5. Authoritative Name Server:  The TLD server responded with names (ns1.google.com), not IPs. If the resolver doesn’t already know the IP for ns1.google.com, it must perform another complete DNS lookup for ns1.google.com to get its IP address. This shows the recursive nature of DNS itself. Let’s assume for simplicity the resolver gets the IP for ns1.google.com. The Recursive Resolver now sends its query to the IP address of Google’s Authoritative Name Server (ns1.google.com).
   • Query: “What is the IP address for www.google.com?"
   • Authoritative Server Response: “I am the authority for google.com. The IP address for the www A record is 142.250.191.78. Here is your answer.”
6. Response to Client: The resolver passes the IP address back to your OS/browser. The resolver also caches this result for a certain period (defined by the TTL - Time to Live) so it can answer future requests for google.com instantly.**

Common DNS Record Types

• A Record: Maps a domain to an IPv4 address.
• AAAA Record: Maps a domain to an IPv6 address.
• CNAME (Canonical Name) Record: Maps a domain to another domain (an alias). E.g., www.example.com might be a CNAME for example.com.
• MX (Mail Exchange) Record: Specifies the mail servers for a domain.
• NS (Name Server) Record: Delegates a domain or subdomain to a set of authoritative name servers.
• TXT Record: Allows you to store arbitrary text. Used for things like domain ownership verification (e.g., SPF records for email).

Advanced DNS Concepts

• Round-Robin DNS: A simple form of load balancing. You can have multiple A records for the same domain, each with a different IP address. The DNS resolver will cycle through these addresses for different clients, distributing traffic across your servers.
• DNS Caching and TTL: The Time to Live (TTL) is a value in a DNS record that tells a resolver how long it is safe to cache that record.

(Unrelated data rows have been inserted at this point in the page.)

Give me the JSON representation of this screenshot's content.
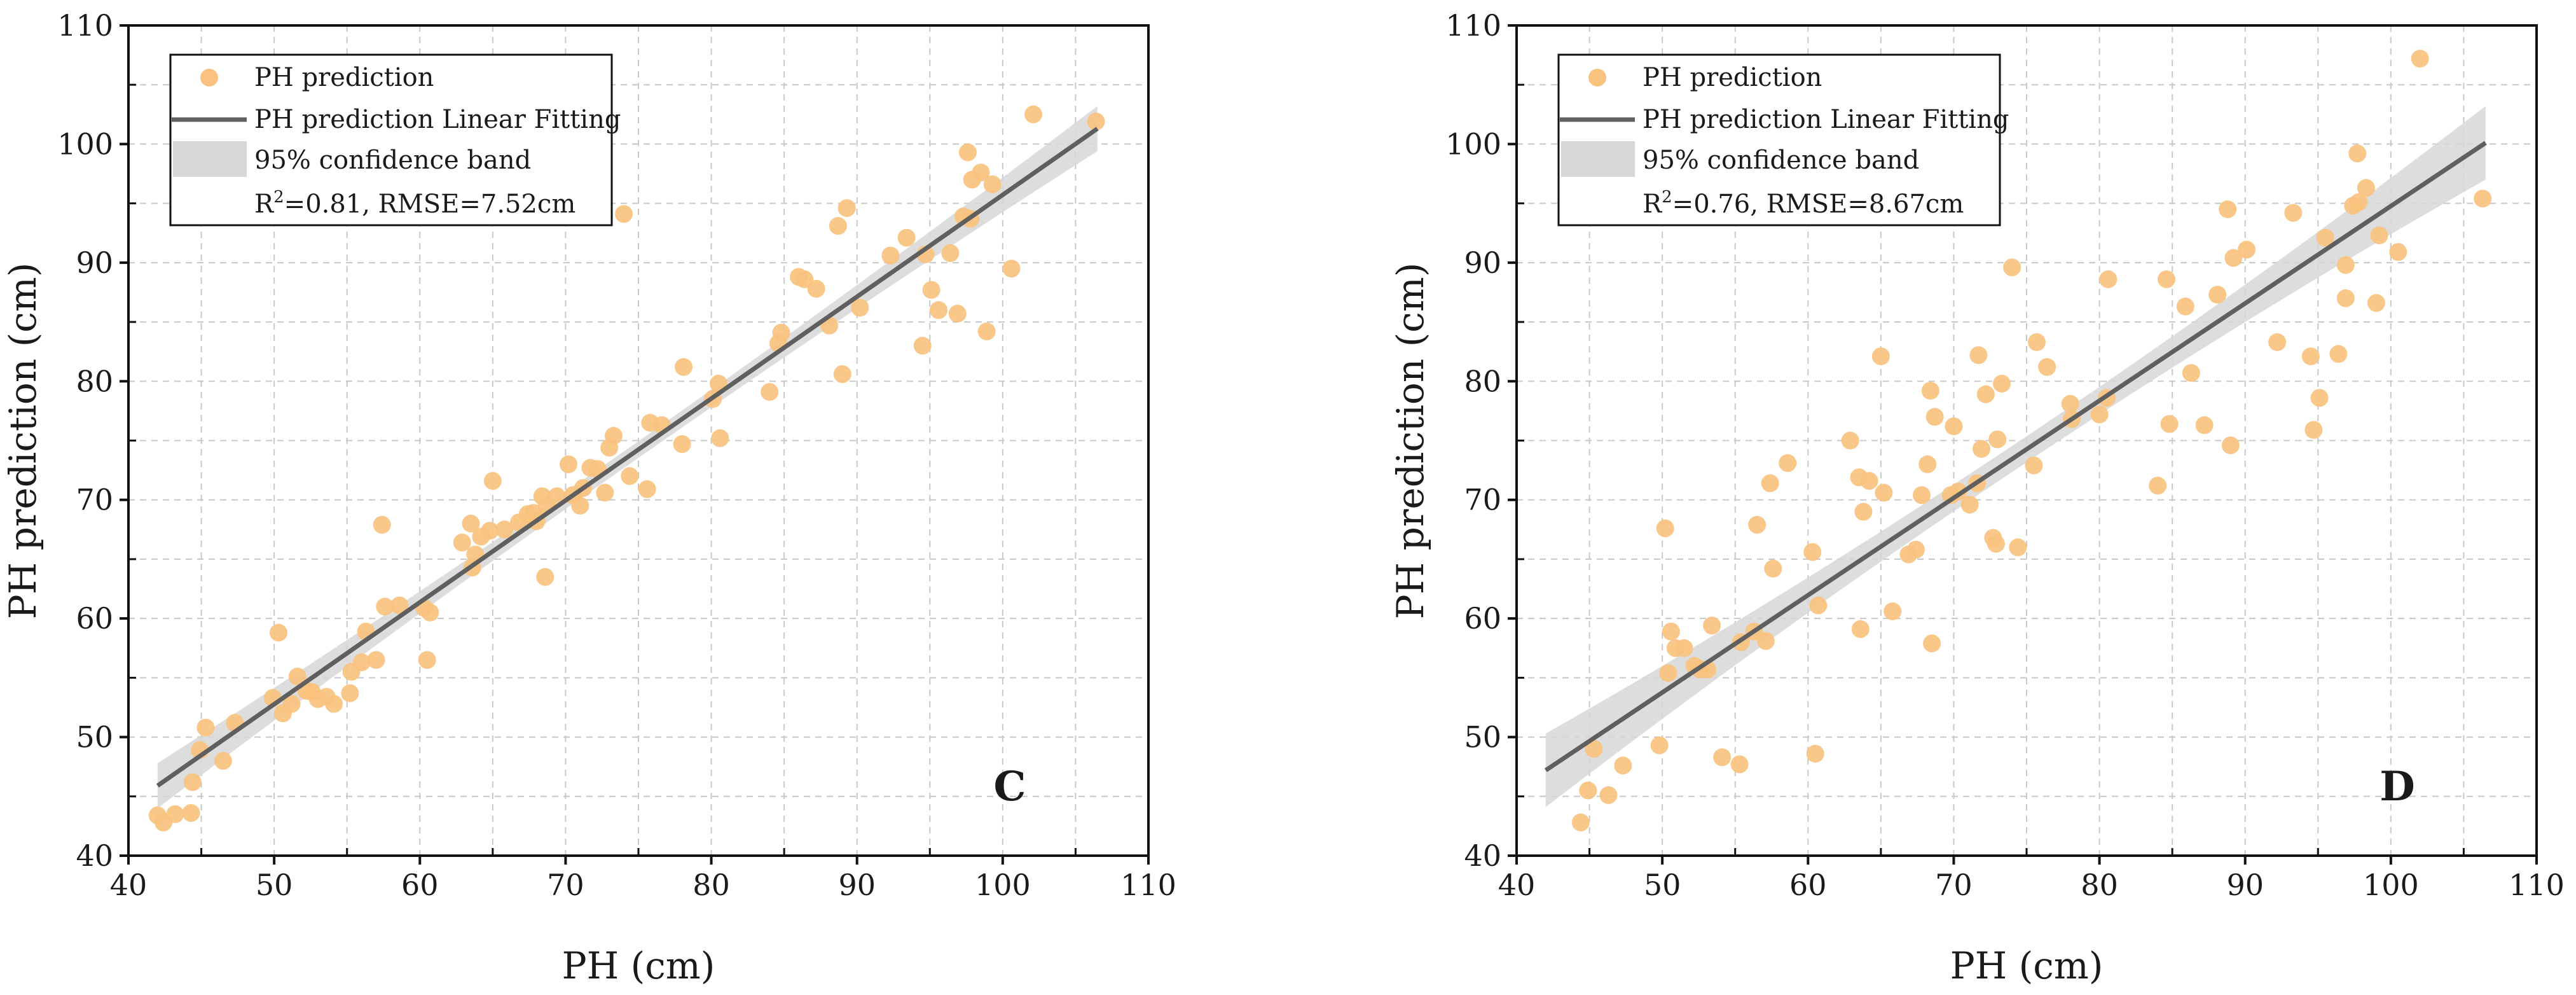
{
  "chart_data": [
    {
      "type": "scatter",
      "panel": "C",
      "xlabel": "PH (cm)",
      "ylabel": "PH prediction (cm)",
      "xlim": [
        40,
        110
      ],
      "ylim": [
        40,
        110
      ],
      "xticks": [
        40,
        50,
        60,
        70,
        80,
        90,
        100,
        110
      ],
      "yticks": [
        40,
        50,
        60,
        70,
        80,
        90,
        100,
        110
      ],
      "legend": {
        "placement": "top-left",
        "scatter_label": "PH prediction",
        "fit_label": "PH prediction Linear Fitting",
        "band_label": "95% confidence band",
        "stats_r2": "=0.81, RMSE=7.52cm"
      },
      "fit": {
        "x0": 42,
        "y0": 45.9,
        "x1": 106.5,
        "y1": 101.3
      },
      "band_half_width": {
        "ends": 1.9,
        "center": 0.7
      },
      "points": [
        [
          42,
          43.4
        ],
        [
          42.4,
          42.8
        ],
        [
          43.2,
          43.5
        ],
        [
          44.3,
          43.6
        ],
        [
          44.4,
          46.2
        ],
        [
          44.9,
          48.9
        ],
        [
          45.3,
          50.8
        ],
        [
          46.5,
          48
        ],
        [
          47.3,
          51.2
        ],
        [
          49.9,
          53.3
        ],
        [
          50.3,
          58.8
        ],
        [
          50.6,
          52
        ],
        [
          51.2,
          52.8
        ],
        [
          51.6,
          55.1
        ],
        [
          52.2,
          53.9
        ],
        [
          52.6,
          53.8
        ],
        [
          53,
          53.2
        ],
        [
          53.6,
          53.4
        ],
        [
          54.1,
          52.8
        ],
        [
          55.2,
          53.7
        ],
        [
          55.3,
          55.5
        ],
        [
          56,
          56.3
        ],
        [
          56.3,
          58.9
        ],
        [
          57,
          56.5
        ],
        [
          57.4,
          67.9
        ],
        [
          57.6,
          61
        ],
        [
          58.6,
          61.1
        ],
        [
          60.3,
          60.9
        ],
        [
          60.5,
          56.5
        ],
        [
          60.7,
          60.5
        ],
        [
          62.9,
          66.4
        ],
        [
          63.5,
          68
        ],
        [
          63.6,
          64.3
        ],
        [
          63.8,
          65.4
        ],
        [
          64.2,
          66.9
        ],
        [
          65,
          71.6
        ],
        [
          64.8,
          67.4
        ],
        [
          65.8,
          67.5
        ],
        [
          66.8,
          68.1
        ],
        [
          67.4,
          68.8
        ],
        [
          67.8,
          68.9
        ],
        [
          68,
          68.2
        ],
        [
          68.4,
          70.3
        ],
        [
          68.6,
          63.5
        ],
        [
          68.7,
          69.5
        ],
        [
          69.4,
          70.3
        ],
        [
          70.2,
          73
        ],
        [
          70.5,
          70.4
        ],
        [
          71,
          69.5
        ],
        [
          71.2,
          71
        ],
        [
          71.7,
          72.7
        ],
        [
          72.2,
          72.6
        ],
        [
          72.7,
          70.6
        ],
        [
          73,
          74.4
        ],
        [
          73.3,
          75.4
        ],
        [
          74,
          94.1
        ],
        [
          74.4,
          72
        ],
        [
          75.6,
          70.9
        ],
        [
          75.8,
          76.5
        ],
        [
          76.6,
          76.3
        ],
        [
          78,
          74.7
        ],
        [
          78.1,
          81.2
        ],
        [
          80.1,
          78.5
        ],
        [
          80.5,
          79.8
        ],
        [
          80.6,
          75.2
        ],
        [
          84,
          79.1
        ],
        [
          84.6,
          83.2
        ],
        [
          84.8,
          84.1
        ],
        [
          86,
          88.8
        ],
        [
          86.4,
          88.6
        ],
        [
          87.2,
          87.8
        ],
        [
          88.1,
          84.7
        ],
        [
          88.7,
          93.1
        ],
        [
          89,
          80.6
        ],
        [
          89.3,
          94.6
        ],
        [
          90.2,
          86.2
        ],
        [
          92.3,
          90.6
        ],
        [
          93.4,
          92.1
        ],
        [
          94.5,
          83
        ],
        [
          94.7,
          90.7
        ],
        [
          95.1,
          87.7
        ],
        [
          95.6,
          86
        ],
        [
          96.4,
          90.8
        ],
        [
          96.9,
          85.7
        ],
        [
          97.3,
          93.9
        ],
        [
          97.6,
          99.3
        ],
        [
          97.8,
          93.7
        ],
        [
          97.9,
          97
        ],
        [
          98.5,
          97.6
        ],
        [
          98.9,
          84.2
        ],
        [
          99.3,
          96.6
        ],
        [
          100.6,
          89.5
        ],
        [
          102.1,
          102.5
        ],
        [
          106.4,
          101.9
        ]
      ]
    },
    {
      "type": "scatter",
      "panel": "D",
      "xlabel": "PH (cm)",
      "ylabel": "PH prediction (cm)",
      "xlim": [
        40,
        110
      ],
      "ylim": [
        40,
        110
      ],
      "xticks": [
        40,
        50,
        60,
        70,
        80,
        90,
        100,
        110
      ],
      "yticks": [
        40,
        50,
        60,
        70,
        80,
        90,
        100,
        110
      ],
      "legend": {
        "placement": "top-left",
        "scatter_label": "PH prediction",
        "fit_label": "PH prediction Linear Fitting",
        "band_label": "95% confidence band",
        "stats_r2": "=0.76, RMSE=8.67cm"
      },
      "fit": {
        "x0": 42,
        "y0": 47.2,
        "x1": 106.5,
        "y1": 100.1
      },
      "band_half_width": {
        "ends": 3.1,
        "center": 1.1
      },
      "points": [
        [
          44.4,
          42.8
        ],
        [
          44.9,
          45.5
        ],
        [
          45.3,
          49
        ],
        [
          46.3,
          45.1
        ],
        [
          47.3,
          47.6
        ],
        [
          49.8,
          49.3
        ],
        [
          50.2,
          67.6
        ],
        [
          50.4,
          55.4
        ],
        [
          50.6,
          58.9
        ],
        [
          50.9,
          57.5
        ],
        [
          51.5,
          57.5
        ],
        [
          52.2,
          56
        ],
        [
          52.6,
          55.7
        ],
        [
          53.1,
          55.7
        ],
        [
          53.4,
          59.4
        ],
        [
          54.1,
          48.3
        ],
        [
          55.3,
          47.7
        ],
        [
          55.4,
          58
        ],
        [
          56.3,
          58.9
        ],
        [
          56.5,
          67.9
        ],
        [
          57.1,
          58.1
        ],
        [
          57.4,
          71.4
        ],
        [
          57.6,
          64.2
        ],
        [
          58.6,
          73.1
        ],
        [
          60.3,
          65.6
        ],
        [
          60.5,
          48.6
        ],
        [
          60.7,
          61.1
        ],
        [
          62.9,
          75
        ],
        [
          63.5,
          71.9
        ],
        [
          63.6,
          59.1
        ],
        [
          63.8,
          69
        ],
        [
          64.2,
          71.6
        ],
        [
          65,
          82.1
        ],
        [
          65.2,
          70.6
        ],
        [
          65.8,
          60.6
        ],
        [
          66.9,
          65.4
        ],
        [
          67.4,
          65.8
        ],
        [
          67.8,
          70.4
        ],
        [
          68.2,
          73
        ],
        [
          68.4,
          79.2
        ],
        [
          68.5,
          57.9
        ],
        [
          68.7,
          77
        ],
        [
          69.8,
          70.4
        ],
        [
          70,
          76.2
        ],
        [
          70.3,
          70.7
        ],
        [
          71.1,
          69.6
        ],
        [
          71.6,
          71.4
        ],
        [
          71.7,
          82.2
        ],
        [
          71.9,
          74.3
        ],
        [
          72.2,
          78.9
        ],
        [
          72.7,
          66.8
        ],
        [
          72.9,
          66.3
        ],
        [
          73,
          75.1
        ],
        [
          73.3,
          79.8
        ],
        [
          74,
          89.6
        ],
        [
          74.4,
          66
        ],
        [
          75.5,
          72.9
        ],
        [
          75.7,
          83.3
        ],
        [
          76.4,
          81.2
        ],
        [
          78,
          78.1
        ],
        [
          78.1,
          76.8
        ],
        [
          80,
          77.2
        ],
        [
          80.5,
          78.6
        ],
        [
          80.6,
          88.6
        ],
        [
          84,
          71.2
        ],
        [
          84.6,
          88.6
        ],
        [
          84.8,
          76.4
        ],
        [
          85.9,
          86.3
        ],
        [
          86.3,
          80.7
        ],
        [
          87.2,
          76.3
        ],
        [
          88.1,
          87.3
        ],
        [
          88.8,
          94.5
        ],
        [
          89,
          74.6
        ],
        [
          89.2,
          90.4
        ],
        [
          90.1,
          91.1
        ],
        [
          92.2,
          83.3
        ],
        [
          93.3,
          94.2
        ],
        [
          94.5,
          82.1
        ],
        [
          94.7,
          75.9
        ],
        [
          95.1,
          78.6
        ],
        [
          95.5,
          92.1
        ],
        [
          96.4,
          82.3
        ],
        [
          96.9,
          87
        ],
        [
          96.9,
          89.8
        ],
        [
          97.4,
          94.8
        ],
        [
          97.7,
          99.2
        ],
        [
          97.8,
          95.1
        ],
        [
          98.3,
          96.3
        ],
        [
          99,
          86.6
        ],
        [
          99.2,
          92.3
        ],
        [
          100.5,
          90.9
        ],
        [
          102,
          107.2
        ],
        [
          106.3,
          95.4
        ]
      ]
    }
  ]
}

A low TTL means changes to DNS will propagate quickly, but it also means more queries to your name servers. A high TTL reduces load but makes updates slow. This trade-off is a classic senior-level discussion point.
• Anycast: A clever networking technique often used for DNS root servers and CDNs. The same IP address is announced from multiple locations around the world. User requests are automatically routed to the topologically nearest server, reducing latency and providing high availability.